- Film poster
- Directed by: Angus MacLachlan
- Written by: Angus MacLachlan
- Produced by: Kate Churchill Angus MacLachlan
- Starring: Amy Ryan; Terry Kinney; Max Gail; Francis Guinan; Steve Coulter;
- Cinematography: Andrew Reed
- Edited by: Michael R. Miller
- Music by: Jeffrey Dean Foster
- Distributed by: Gravitas Ventures
- Release date: April 20, 2017 (Tribeca Film Festival);
- Running time: 80 minutes
- Country: United States
- Language: English

= Abundant Acreage Available =

Abundant Acreage Available is a 2017 drama film written and directed by Angus MacLachlan. Amy Ryan and Terry Kinney star as siblings dealing with their father's recent death when three brothers, whose family operated a multi-generational family farm in rural North Carolina, return to bury their own father. Martin Scorsese is one of the executive producers.

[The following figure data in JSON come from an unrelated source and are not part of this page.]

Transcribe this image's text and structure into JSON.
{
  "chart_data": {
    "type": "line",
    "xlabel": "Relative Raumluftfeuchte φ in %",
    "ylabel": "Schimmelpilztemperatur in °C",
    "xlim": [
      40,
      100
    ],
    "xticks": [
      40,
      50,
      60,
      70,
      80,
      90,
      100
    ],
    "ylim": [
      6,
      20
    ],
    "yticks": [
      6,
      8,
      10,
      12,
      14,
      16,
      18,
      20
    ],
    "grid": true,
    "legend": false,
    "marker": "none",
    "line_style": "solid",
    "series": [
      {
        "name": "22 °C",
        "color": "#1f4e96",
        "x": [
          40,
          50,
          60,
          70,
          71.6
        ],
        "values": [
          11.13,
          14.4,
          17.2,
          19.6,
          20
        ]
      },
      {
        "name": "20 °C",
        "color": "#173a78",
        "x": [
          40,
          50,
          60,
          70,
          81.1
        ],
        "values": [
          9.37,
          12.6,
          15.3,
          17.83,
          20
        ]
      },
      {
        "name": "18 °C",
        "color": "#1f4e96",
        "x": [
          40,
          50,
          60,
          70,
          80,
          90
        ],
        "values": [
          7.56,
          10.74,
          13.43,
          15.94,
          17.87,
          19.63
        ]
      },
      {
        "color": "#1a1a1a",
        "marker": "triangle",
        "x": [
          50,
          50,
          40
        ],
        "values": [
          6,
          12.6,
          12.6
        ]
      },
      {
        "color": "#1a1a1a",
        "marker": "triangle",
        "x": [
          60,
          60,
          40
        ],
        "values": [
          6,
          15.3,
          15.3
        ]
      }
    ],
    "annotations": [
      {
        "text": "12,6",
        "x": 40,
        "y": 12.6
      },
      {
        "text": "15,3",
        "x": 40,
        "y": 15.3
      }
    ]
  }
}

Filming took place on location at a 50-acre tobacco farm near the town of East Bend, North Carolina in Yadkin County during a 17-day period in February 2016.

==Cast==
- Amy Ryan as Tracy Ledbetter
- Terry Kinney as Jesse Ledbetter
- Max Gail as Hans
- Francis Guinan as Tom
- Steve Coulter as Charles

==Release==
The film premiered at the 2017 Tribeca Film Festival, where the jury awarded it the Best Screenplay in a U.S. Narrative Feature Film prize. Gravitas Ventures acquired distribution rights, with intentions to release the film theatrically and on demand. The movie premiered on September 29, and later streamed on Amazon Prime and Kanopy.

==Reception==
Abundant Acreage Available received mostly positive reviews from critics. On Metacritic it has a score of 68 out of 100, based on 10 reviews. On Rotten Tomatoes it has a score of 80% based on 20 reviews.

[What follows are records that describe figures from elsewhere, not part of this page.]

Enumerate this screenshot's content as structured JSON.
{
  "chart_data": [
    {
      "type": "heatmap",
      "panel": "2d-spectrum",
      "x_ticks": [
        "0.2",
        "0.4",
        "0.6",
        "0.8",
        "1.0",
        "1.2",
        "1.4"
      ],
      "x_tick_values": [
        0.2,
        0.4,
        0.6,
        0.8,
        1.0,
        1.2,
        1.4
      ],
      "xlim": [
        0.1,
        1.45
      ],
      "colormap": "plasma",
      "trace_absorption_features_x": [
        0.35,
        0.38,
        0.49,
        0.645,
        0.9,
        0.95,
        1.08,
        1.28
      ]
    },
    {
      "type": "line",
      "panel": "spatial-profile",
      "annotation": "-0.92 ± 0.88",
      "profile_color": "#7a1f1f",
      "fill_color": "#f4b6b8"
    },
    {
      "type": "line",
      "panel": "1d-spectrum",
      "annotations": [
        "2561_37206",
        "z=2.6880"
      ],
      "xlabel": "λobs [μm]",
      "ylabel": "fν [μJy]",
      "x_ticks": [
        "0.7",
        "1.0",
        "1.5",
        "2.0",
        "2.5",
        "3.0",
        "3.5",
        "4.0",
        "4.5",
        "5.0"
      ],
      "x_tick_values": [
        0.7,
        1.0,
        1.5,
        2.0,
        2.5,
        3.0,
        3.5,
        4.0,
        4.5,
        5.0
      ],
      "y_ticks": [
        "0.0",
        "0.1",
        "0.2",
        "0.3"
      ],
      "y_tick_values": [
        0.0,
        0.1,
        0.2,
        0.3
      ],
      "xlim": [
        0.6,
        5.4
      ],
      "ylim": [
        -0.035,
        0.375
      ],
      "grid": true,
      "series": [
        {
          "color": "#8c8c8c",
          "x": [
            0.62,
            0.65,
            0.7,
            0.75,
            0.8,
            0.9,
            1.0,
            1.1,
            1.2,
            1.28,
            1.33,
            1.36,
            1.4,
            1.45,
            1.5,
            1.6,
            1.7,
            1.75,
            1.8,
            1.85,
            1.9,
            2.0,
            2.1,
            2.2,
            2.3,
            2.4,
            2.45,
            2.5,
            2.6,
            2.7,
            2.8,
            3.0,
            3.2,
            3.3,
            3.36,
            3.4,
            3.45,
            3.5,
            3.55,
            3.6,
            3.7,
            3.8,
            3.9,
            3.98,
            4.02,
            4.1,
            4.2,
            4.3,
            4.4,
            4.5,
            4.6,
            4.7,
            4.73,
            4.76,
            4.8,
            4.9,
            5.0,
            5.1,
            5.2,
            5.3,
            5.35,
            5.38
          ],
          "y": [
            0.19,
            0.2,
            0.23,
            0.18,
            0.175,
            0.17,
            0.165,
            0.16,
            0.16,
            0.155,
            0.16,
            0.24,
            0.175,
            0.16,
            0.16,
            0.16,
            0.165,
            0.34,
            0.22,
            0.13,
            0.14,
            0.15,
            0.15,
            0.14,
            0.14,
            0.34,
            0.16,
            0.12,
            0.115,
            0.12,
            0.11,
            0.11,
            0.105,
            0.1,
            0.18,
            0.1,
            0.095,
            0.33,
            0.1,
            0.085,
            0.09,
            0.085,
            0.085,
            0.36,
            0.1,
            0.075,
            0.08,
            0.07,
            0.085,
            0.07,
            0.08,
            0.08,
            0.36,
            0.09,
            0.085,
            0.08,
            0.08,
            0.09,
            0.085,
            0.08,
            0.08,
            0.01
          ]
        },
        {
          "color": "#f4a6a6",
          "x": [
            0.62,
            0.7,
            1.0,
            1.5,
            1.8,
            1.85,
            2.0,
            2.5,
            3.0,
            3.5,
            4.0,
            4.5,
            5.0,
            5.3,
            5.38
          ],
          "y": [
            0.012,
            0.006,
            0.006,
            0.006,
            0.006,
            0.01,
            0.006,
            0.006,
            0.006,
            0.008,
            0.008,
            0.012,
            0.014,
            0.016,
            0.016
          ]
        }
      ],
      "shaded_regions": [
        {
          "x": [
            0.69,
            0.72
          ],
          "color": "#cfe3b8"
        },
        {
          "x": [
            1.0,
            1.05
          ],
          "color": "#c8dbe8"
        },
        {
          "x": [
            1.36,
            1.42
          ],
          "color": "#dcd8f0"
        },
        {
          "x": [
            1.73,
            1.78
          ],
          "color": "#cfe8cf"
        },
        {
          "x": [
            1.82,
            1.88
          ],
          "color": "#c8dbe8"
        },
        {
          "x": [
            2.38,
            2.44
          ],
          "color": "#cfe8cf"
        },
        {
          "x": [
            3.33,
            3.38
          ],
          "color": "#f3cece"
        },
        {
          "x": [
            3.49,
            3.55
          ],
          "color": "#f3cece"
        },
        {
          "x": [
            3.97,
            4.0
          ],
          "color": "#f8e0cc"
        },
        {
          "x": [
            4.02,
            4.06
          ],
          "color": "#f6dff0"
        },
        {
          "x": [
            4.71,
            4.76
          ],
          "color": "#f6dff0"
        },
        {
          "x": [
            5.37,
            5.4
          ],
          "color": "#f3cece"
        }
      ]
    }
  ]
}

Peter Debruge of Variety lauded Ryan's performance, stating "Only on the big screen are we able to fully appreciate the minutely detailed nature of Ryan's performance, revealing Tracy's soul via the slightest narrowing of the eyes or the almost-subliminal tensing of her cheekbones." However, Debruge expressed concern about the film's box office prospects, hypothesizing that "MacLachlan's practically mirthless approach will cost the film commercially." Rodrigo Perez of ThePlaylist.net praised the filmmaker, noting, "MacLachlan's humble commitment to the subtle features and specificity of the film is bold and mature. Most filmmakers wouldn't dare attempt to direct, much less write, a movie this spare." Perez also cited Kinney's performance as "equally compelling" in one of his "meatier roles".